Он начал, и теперь его уже не остановишь. Ну, ребята, кто там сомневался в фюрере? Как мы дали лягушатникам — они и через тысячу лет не опомнятся! Нет, правильно Гитлер сказал, что мир будет принадлежать Германии… Принеси-ка еще бутылку, ты… Эй, как тебя, Жанна или Мадлен? Что ты вылупилась, ну-ка повертывайся быстрее, когда с тобой говорит немецкий солдат… А фигурка ничего, да, ребята? С такой можно… Что ты говоришь, Михель? Осквернение чистоты арийской крови? Нет, если бы с еврейкой или цыганкой, тогда осквернение… Муж! А автомат у тебя зачем? Бабы — наша военная добыча, понял? Она еще счастлива должна быть… Да, но вот что я хотел сказать, парни. Все это правильно, конечно. Но я только что из Польши. Мы стояли в городке Портулиц. И там эсэсовцы песок из города в тюрьму возили на заключенных. Серьезно. Запрягали в телегу людей, надевали хомуты и стегали кнутом. А если одна телега нагоняла другую, то они командовали задней: «Бег на месте». Чтобы те в хомутах не могли отдохнуть. Другие поляки, которые в городе видели это, плакали прямо на улицах… Ну и что? Что тут такого? Послушай, заткнись! Заткнись сразу и долго не открывай рот, усвоил? Полякинизшая нация. Они и боли не чувствуют, как мы с тобой. Почитай об этом, где хочешь. Советую тебе больше таких разговоров не заводить. Скажи спасибо, что лично я тебя знаю… Эй, Жанна, ну-ка поди сюда ближе! Ближе! Что ты, оглохла, что ли? Стань вот здесь…
Надо было за что-то держаться тогда. Сначала наша часть двинулась через Маас с танковым корпусом Рейнгардта, а потом в июне в составе группы Гудериана мы пошли на Марну и дальше по маленьким французским городкам вплоть до Безансона.
Надо было за что-то держаться.
Теперь меня сделали пехотинцем. Полк останавливался в деревушках и небольших городках. Чтобы ничего не слышать, я, если позволяла обстановка, уходил за дома, садился где-нибудь у канавы, смотрел на луга, поросшие вереском, на плетни.

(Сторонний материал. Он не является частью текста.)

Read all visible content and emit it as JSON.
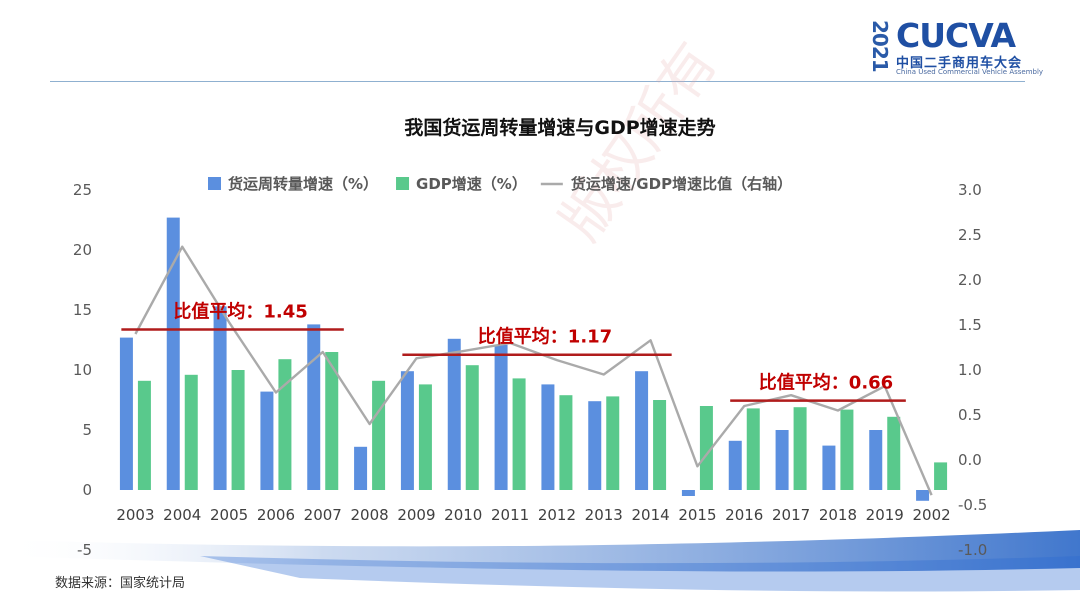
{
  "logo": {
    "year": "2021",
    "brand": "CUCVA",
    "cn_name": "中国二手商用车大会",
    "en_name": "China Used Commercial Vehicle Assembly"
  },
  "watermark": "版权所有",
  "footer": {
    "source": "数据来源：国家统计局"
  },
  "colors": {
    "freight": "#5b8fdf",
    "gdp": "#59c98c",
    "ratio": "#aaaaaa",
    "avg_line": "#b01c1c",
    "avg_text": "#c00000"
  },
  "chart_data": {
    "type": "bar",
    "title": "我国货运周转量增速与GDP增速走势",
    "categories": [
      "2003",
      "2004",
      "2005",
      "2006",
      "2007",
      "2008",
      "2009",
      "2010",
      "2011",
      "2012",
      "2013",
      "2014",
      "2015",
      "2016",
      "2017",
      "2018",
      "2019",
      "2002"
    ],
    "y_left": {
      "range": [
        -5,
        25
      ],
      "ticks": [
        "-5",
        "0",
        "5",
        "10",
        "15",
        "20",
        "25"
      ]
    },
    "y_right": {
      "range": [
        -1.0,
        3.0
      ],
      "ticks": [
        "-1.0",
        "-0.5",
        "0.0",
        "0.5",
        "1.0",
        "1.5",
        "2.0",
        "2.5",
        "3.0"
      ]
    },
    "legend_position": "top",
    "series": [
      {
        "name": "货运周转量增速（%）",
        "type": "bar",
        "axis": "left",
        "color": "#5b8fdf",
        "values": [
          12.7,
          22.7,
          15.3,
          8.2,
          13.8,
          3.6,
          9.9,
          12.6,
          12.1,
          8.8,
          7.4,
          9.9,
          -0.5,
          4.1,
          5.0,
          3.7,
          5.0,
          -0.9
        ]
      },
      {
        "name": "GDP增速（%）",
        "type": "bar",
        "axis": "left",
        "color": "#59c98c",
        "values": [
          9.1,
          9.6,
          10.0,
          10.9,
          11.5,
          9.1,
          8.8,
          10.4,
          9.3,
          7.9,
          7.8,
          7.5,
          7.0,
          6.8,
          6.9,
          6.7,
          6.1,
          2.3
        ]
      },
      {
        "name": "货运增速/GDP增速比值（右轴）",
        "type": "line",
        "axis": "right",
        "color": "#aaaaaa",
        "values": [
          1.4,
          2.37,
          1.53,
          0.75,
          1.2,
          0.4,
          1.13,
          1.21,
          1.3,
          1.11,
          0.95,
          1.33,
          -0.07,
          0.6,
          0.72,
          0.55,
          0.82,
          -0.39
        ]
      }
    ],
    "annotations": [
      {
        "text": "比值平均：1.45",
        "value": 1.45,
        "from": "2003",
        "to": "2007"
      },
      {
        "text": "比值平均：1.17",
        "value": 1.17,
        "from": "2009",
        "to": "2014"
      },
      {
        "text": "比值平均：0.66",
        "value": 0.66,
        "from": "2016",
        "to": "2019"
      }
    ]
  }
}
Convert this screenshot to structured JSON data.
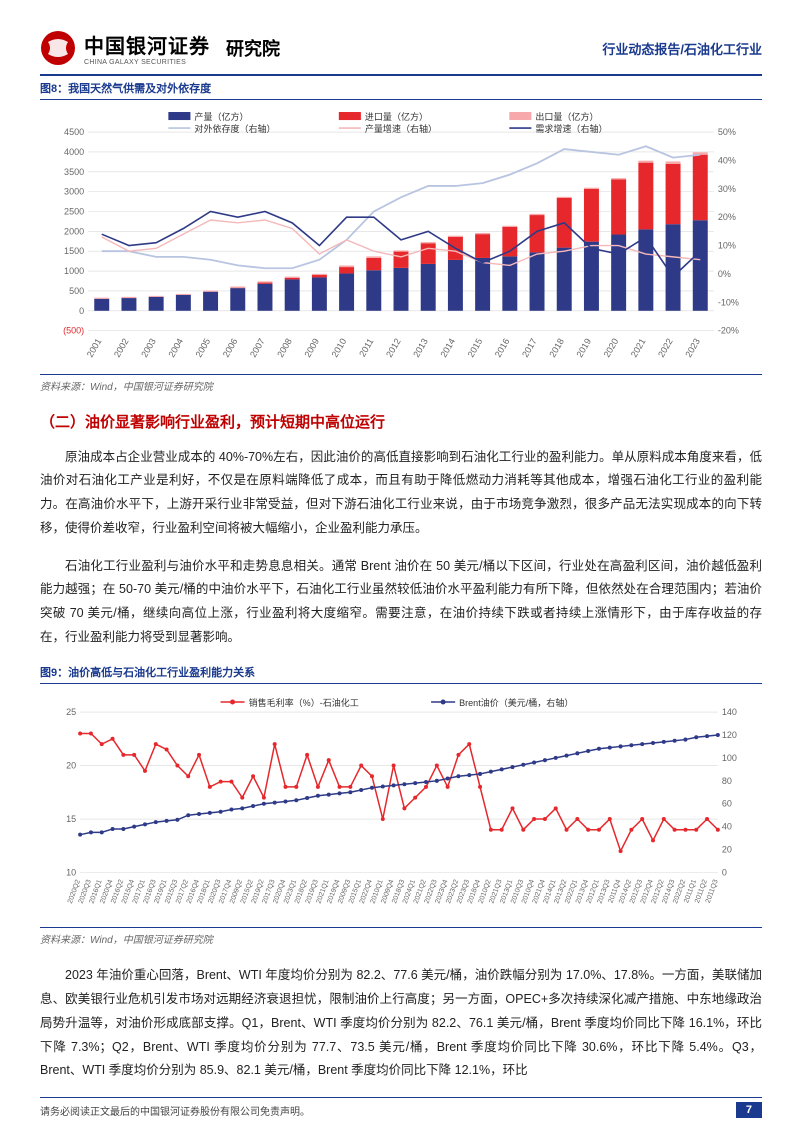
{
  "header": {
    "logo_cn": "中国银河证券",
    "logo_en": "CHINA GALAXY SECURITIES",
    "dept": "研究院",
    "right": "行业动态报告/石油化工行业"
  },
  "fig8": {
    "title": "图8：我国天然气供需及对外依存度",
    "source": "资料来源：Wind，中国银河证券研究院",
    "type": "combo-bar-line",
    "legend": {
      "bar1": "产量（亿方）",
      "bar2": "进口量（亿方）",
      "bar3": "出口量（亿方）",
      "line1": "对外依存度（右轴）",
      "line2": "产量增速（右轴）",
      "line3": "需求增速（右轴）"
    },
    "categories": [
      "2001",
      "2002",
      "2003",
      "2004",
      "2005",
      "2006",
      "2007",
      "2008",
      "2009",
      "2010",
      "2011",
      "2012",
      "2013",
      "2014",
      "2015",
      "2016",
      "2017",
      "2018",
      "2019",
      "2020",
      "2021",
      "2022",
      "2023"
    ],
    "production": [
      300,
      320,
      350,
      400,
      480,
      570,
      680,
      790,
      840,
      940,
      1020,
      1080,
      1180,
      1280,
      1330,
      1370,
      1470,
      1590,
      1740,
      1920,
      2050,
      2180,
      2280
    ],
    "imports": [
      0,
      0,
      0,
      0,
      0,
      10,
      30,
      40,
      60,
      160,
      310,
      410,
      520,
      580,
      600,
      740,
      940,
      1250,
      1330,
      1390,
      1680,
      1520,
      1650
    ],
    "exports": [
      30,
      30,
      25,
      25,
      30,
      30,
      30,
      30,
      30,
      40,
      40,
      30,
      30,
      30,
      30,
      30,
      30,
      30,
      30,
      30,
      50,
      60,
      60
    ],
    "dependence": [
      8,
      8,
      6,
      6,
      5,
      3,
      2,
      2,
      5,
      12,
      22,
      27,
      31,
      31,
      32,
      35,
      39,
      44,
      43,
      42,
      45,
      41,
      42
    ],
    "prod_growth": [
      13,
      8,
      9,
      14,
      19,
      18,
      19,
      16,
      7,
      12,
      8,
      6,
      9,
      8,
      4,
      3,
      7,
      8,
      10,
      10,
      7,
      6,
      5
    ],
    "demand_growth": [
      14,
      10,
      11,
      16,
      22,
      20,
      22,
      18,
      10,
      20,
      20,
      12,
      15,
      9,
      4,
      8,
      15,
      18,
      9,
      7,
      13,
      -1,
      8
    ],
    "y_left": {
      "min": -500,
      "max": 4500,
      "step": 500
    },
    "y_right": {
      "min": -20,
      "max": 50,
      "step": 10,
      "unit": "%"
    },
    "colors": {
      "bar1": "#2e3a87",
      "bar2": "#e6282c",
      "bar3": "#f7a8aa",
      "line1": "#b8c4e0",
      "line2": "#f5b8ba",
      "line3": "#2e3a87",
      "grid": "#d9d9d9",
      "axis_text": "#666666",
      "neg_label": "#e6282c",
      "background": "#ffffff"
    },
    "font_size": 9
  },
  "section": {
    "title": "（二）油价显著影响行业盈利，预计短期中高位运行",
    "p1": "原油成本占企业营业成本的 40%-70%左右，因此油价的高低直接影响到石油化工行业的盈利能力。单从原料成本角度来看，低油价对石油化工产业是利好，不仅是在原料端降低了成本，而且有助于降低燃动力消耗等其他成本，增强石油化工行业的盈利能力。在高油价水平下，上游开采行业非常受益，但对下游石油化工行业来说，由于市场竞争激烈，很多产品无法实现成本的向下转移，使得价差收窄，行业盈利空间将被大幅缩小，企业盈利能力承压。",
    "p2": "石油化工行业盈利与油价水平和走势息息相关。通常 Brent 油价在 50 美元/桶以下区间，行业处在高盈利区间，油价越低盈利能力越强；在 50-70 美元/桶的中油价水平下，石油化工行业虽然较低油价水平盈利能力有所下降，但依然处在合理范围内；若油价突破 70 美元/桶，继续向高位上涨，行业盈利将大度缩窄。需要注意，在油价持续下跌或者持续上涨情形下，由于库存收益的存在，行业盈利能力将受到显著影响。"
  },
  "fig9": {
    "title": "图9：油价高低与石油化工行业盈利能力关系",
    "source": "资料来源：Wind，中国银河证券研究院",
    "type": "dual-line",
    "legend": {
      "line1": "销售毛利率（%）-石油化工",
      "line2": "Brent油价（美元/桶，右轴）"
    },
    "categories": [
      "2020Q2",
      "2020Q3",
      "2016Q1",
      "2020Q4",
      "2016Q2",
      "2015Q4",
      "2017Q1",
      "2016Q3",
      "2019Q1",
      "2015Q3",
      "2017Q2",
      "2016Q4",
      "2018Q1",
      "2020Q3",
      "2017Q4",
      "2009Q2",
      "2015Q2",
      "2019Q2",
      "2017Q3",
      "2020Q4",
      "2023Q1",
      "2018Q2",
      "2019Q3",
      "2021Q1",
      "2019Q4",
      "2009Q3",
      "2015Q1",
      "2022Q4",
      "2010Q1",
      "2009Q4",
      "2018Q3",
      "2024Q1",
      "2021Q2",
      "2022Q3",
      "2023Q4",
      "2023Q2",
      "2023Q3",
      "2018Q4",
      "2010Q2",
      "2021Q3",
      "2013Q1",
      "2010Q3",
      "2010Q4",
      "2021Q4",
      "2014Q1",
      "2013Q2",
      "2022Q1",
      "2013Q4",
      "2012Q1",
      "2013Q3",
      "2011Q4",
      "2014Q2",
      "2012Q3",
      "2012Q4",
      "2012Q2",
      "2014Q3",
      "2022Q2",
      "2011Q1",
      "2011Q2",
      "2011Q3"
    ],
    "gross_margin": [
      23,
      23,
      22,
      22.5,
      21,
      21,
      19.5,
      22,
      21.5,
      20,
      19,
      21,
      18,
      18.5,
      18.5,
      17,
      19,
      17,
      22,
      18,
      18,
      21,
      18,
      20.5,
      18,
      18,
      20,
      19,
      15,
      20,
      16,
      17,
      18,
      20,
      18,
      21,
      22,
      18,
      14,
      14,
      16,
      14,
      15,
      15,
      16,
      14,
      15,
      14,
      14,
      15,
      12,
      14,
      15,
      13,
      15,
      14,
      14,
      14,
      15,
      14
    ],
    "brent": [
      33,
      35,
      35,
      38,
      38,
      40,
      42,
      44,
      45,
      46,
      50,
      51,
      52,
      53,
      55,
      56,
      58,
      60,
      61,
      62,
      63,
      65,
      67,
      68,
      69,
      70,
      72,
      74,
      75,
      76,
      77,
      78,
      79,
      80,
      82,
      84,
      85,
      86,
      88,
      90,
      92,
      94,
      96,
      98,
      100,
      102,
      104,
      106,
      108,
      109,
      110,
      111,
      112,
      113,
      114,
      115,
      116,
      118,
      119,
      120
    ],
    "y_left": {
      "min": 10,
      "max": 25,
      "step": 5
    },
    "y_right": {
      "min": 0,
      "max": 140,
      "step": 20
    },
    "colors": {
      "line1": "#e6282c",
      "line2": "#2e3a87",
      "grid": "#d9d9d9",
      "axis_text": "#666666",
      "background": "#ffffff"
    },
    "marker": "circle",
    "line_width": 1.5,
    "font_size": 8
  },
  "para3": "2023 年油价重心回落，Brent、WTI 年度均价分别为 82.2、77.6 美元/桶，油价跌幅分别为 17.0%、17.8%。一方面，美联储加息、欧美银行业危机引发市场对远期经济衰退担忧，限制油价上行高度；另一方面，OPEC+多次持续深化减产措施、中东地缘政治局势升温等，对油价形成底部支撑。Q1，Brent、WTI 季度均价分别为 82.2、76.1 美元/桶，Brent 季度均价同比下降 16.1%，环比下降 7.3%；Q2，Brent、WTI 季度均价分别为 77.7、73.5 美元/桶，Brent 季度均价同比下降 30.6%，环比下降 5.4%。Q3，Brent、WTI 季度均价分别为 85.9、82.1 美元/桶，Brent 季度均价同比下降 12.1%，环比",
  "footer": {
    "disclaimer": "请务必阅读正文最后的中国银河证券股份有限公司免责声明。",
    "page": "7"
  }
}
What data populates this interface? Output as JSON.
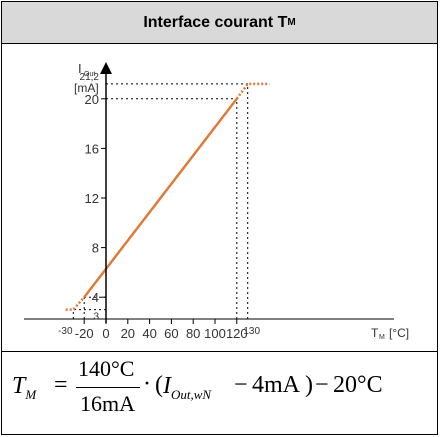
{
  "panel": {
    "title_main": "Interface courant T",
    "title_sub": "M"
  },
  "chart_data": {
    "type": "line",
    "ylabel_main": "I",
    "ylabel_sub": "Out",
    "yunit": "[mA]",
    "xlabel_main": "T",
    "xlabel_sub": "M",
    "xunit": "[°C]",
    "xlim": [
      -37,
      152
    ],
    "ylim": [
      2,
      22.5
    ],
    "x_ticks": [
      {
        "value": -20,
        "label": "-20"
      },
      {
        "value": 0,
        "label": "0"
      },
      {
        "value": 20,
        "label": "20"
      },
      {
        "value": 40,
        "label": "40"
      },
      {
        "value": 60,
        "label": "60"
      },
      {
        "value": 80,
        "label": "80"
      },
      {
        "value": 100,
        "label": "100"
      },
      {
        "value": 120,
        "label": "120"
      }
    ],
    "x_small_labels": [
      {
        "value": -30,
        "label": "-30"
      },
      {
        "value": 130,
        "label": "130"
      }
    ],
    "y_ticks": [
      {
        "value": 4,
        "label": "4"
      },
      {
        "value": 8,
        "label": "8"
      },
      {
        "value": 12,
        "label": "12"
      },
      {
        "value": 16,
        "label": "16"
      },
      {
        "value": 20,
        "label": "20"
      }
    ],
    "y_small_labels": [
      {
        "value": 3,
        "label": "3"
      },
      {
        "value": 21.2,
        "label": "21,2"
      }
    ],
    "series": [
      {
        "style": "solid",
        "x": [
          -20,
          120
        ],
        "y": [
          4,
          20
        ]
      },
      {
        "style": "dotted",
        "x": [
          -37,
          -30,
          -20
        ],
        "y": [
          3,
          3,
          4
        ]
      },
      {
        "style": "dotted",
        "x": [
          120,
          130,
          150
        ],
        "y": [
          20,
          21.2,
          21.2
        ]
      }
    ],
    "guides": [
      {
        "x": -30,
        "y": 3
      },
      {
        "x": -20,
        "y": 4
      },
      {
        "x": 120,
        "y": 20
      },
      {
        "x": 130,
        "y": 21.2
      }
    ],
    "colors": {
      "line": "#e07a3a",
      "axis": "#000000",
      "guide": "#000000",
      "tick_text": "#333333"
    }
  },
  "formula": {
    "lhs_main": "T",
    "lhs_sub": "M",
    "equals": "=",
    "num": "140°C",
    "den": "16mA",
    "dot": "·",
    "lparen": "(",
    "i_main": "I",
    "i_sub": "Out,wN",
    "minus1": "−",
    "four": "4mA",
    "rparen": ")",
    "minus2": "−",
    "twenty": "20°C"
  }
}
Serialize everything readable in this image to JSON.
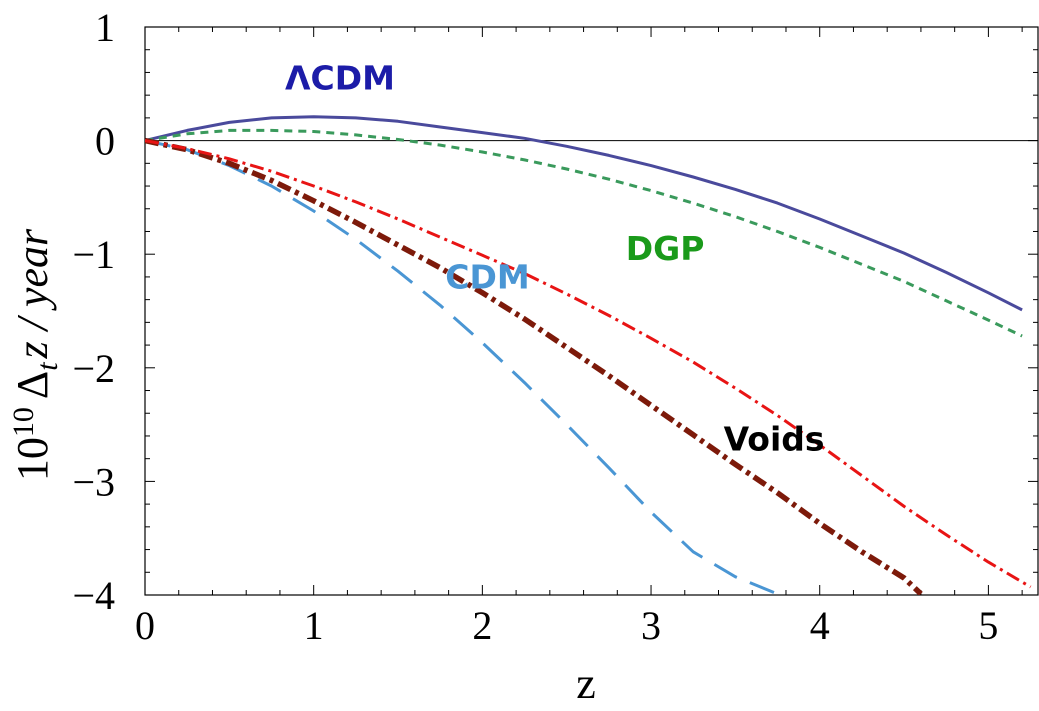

Мне нужна была какая-нибудь основа. Да, говорил я себе, нацисты во Франции. Геринг с блудливым взглядом скоро примет парад на Елисейских полях. Но все равно, есть физика, есть математика. Все равно электрон, переходя с одной орбиты иа другую, испускает энергию в виде кванта излучения…
И, кроме того, были картины.
Во Франции в 40-м году я взял «Осень в Фонтенбло» Диаза де ла Пеньи, «Вечерний пейзаж» Дюпре и повторение Пуссена «Танкред и Эрминия».
Диаза де ла Пенью я увидел в музее Безансона, взял и привез домой. И он висит у меня на стене.
Вот он висит.
«Осень в Фонтенбло». Осень в лесу Фонтенбло. Пожелтевшая, растрепанная, лежащая в разные стороны трава. Побуревшие редкие деревья. Дальний лес подернулся туманом. Неуютное холодное время. В природе разлито отрицание, какой-то пессимизм, мокрый, слякотный. В такое время, идя по расшлепанной дорожке, перепрыгивая через лужи, хочется медлительно передумывать, грустно и трезво переоценивать все, что случилось за лето… Не так уж все это и Хорошо было, если вдуматься.
Вот скоро землю схватит первым бодрым морозцем, с низкого неба сдернет туманную полосу, мысли станут чище, определеннее, острее.